Collections › MESDA Collection › Covered Bowl

Covered Bowl

Artist/Maker:
Adam, Henry
Place Made:
Hagerstown Maryland United States of America
Date Made:
1805-1819
Medium:
earthenware –lead-glazed
Dimensions:
HOA (with lid): 4 1/2″; DIA: 4 5/16″
Accession Number:
4362
Description:
Attributed to Hagerstown, Maryland, potter, Henry Adam, this lead-glazed earthenware covered bowl is intricately decorated and a rare intact example of Adam’s work. Both the lid and the base were thrown on a pottery wheel and slipped in white clay. Thin trails of manganese and green copper slip were then dropped over the white slip surface. Larger drops of green slip were dropped onto these lines, pushing the colors to make an undulating decoration. The bowl was decorated upside down, as the secondary drops of green slip move from the base to the rim.The lid was likely thrown on a hump of clay upside down, making the bowl form of the lid and flange, cutting it away from the hump of clay, and then trimming the top to make the knob. Beneath a lead glaze, the white slip appears yellow.

Earthenware is a porous material and must have an applied glaze in order to hold liquids. The interior of the lid is unglazed, as well as the rim of the bowl.
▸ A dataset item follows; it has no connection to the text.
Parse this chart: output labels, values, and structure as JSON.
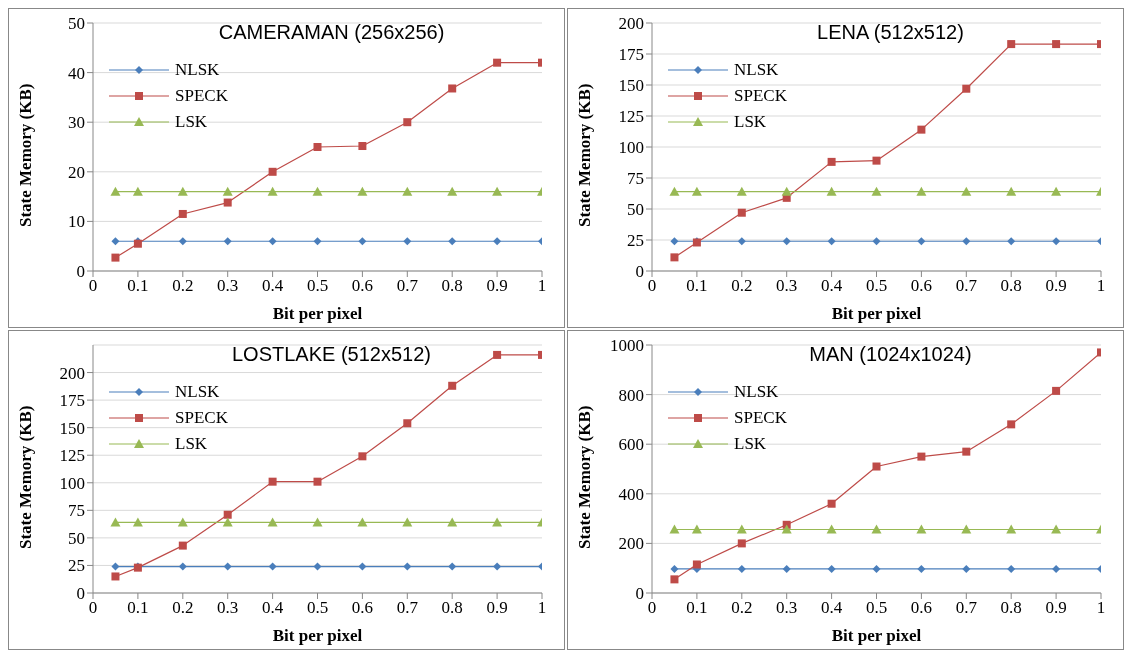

MAKER: Henry Adam’s first advertisement for his pottery business in Hagerstown, Maryland, was in 1805. There are no known marked or signed examples of his work. Mary Adam, daughter of potter Jonas Knode, and wife of potter Henry Adam, inherited the pottery shop of her husband upon his death in 1819. Shards similar to the Adam dish in the MESDA collection (4361) and this sugar bowl have been excavated in New Market, Virginia, at the site of the shop of Adam’s brothers, Christian and Jacob. Shards resembling Adam’s pottery have also been excavated in Hagerstown at the Hager House. MESDA has a plate (acc. #4361) also made by Henry Adam and a storage jar (acc. #4075) made by Mary Knode Adam, Henry Adam’s wife.

Comstock, H. E. THE POTTERY OF THE SHENANDOAH VALLEY REGION. Winston-Salem, NC: MESDA, 1994.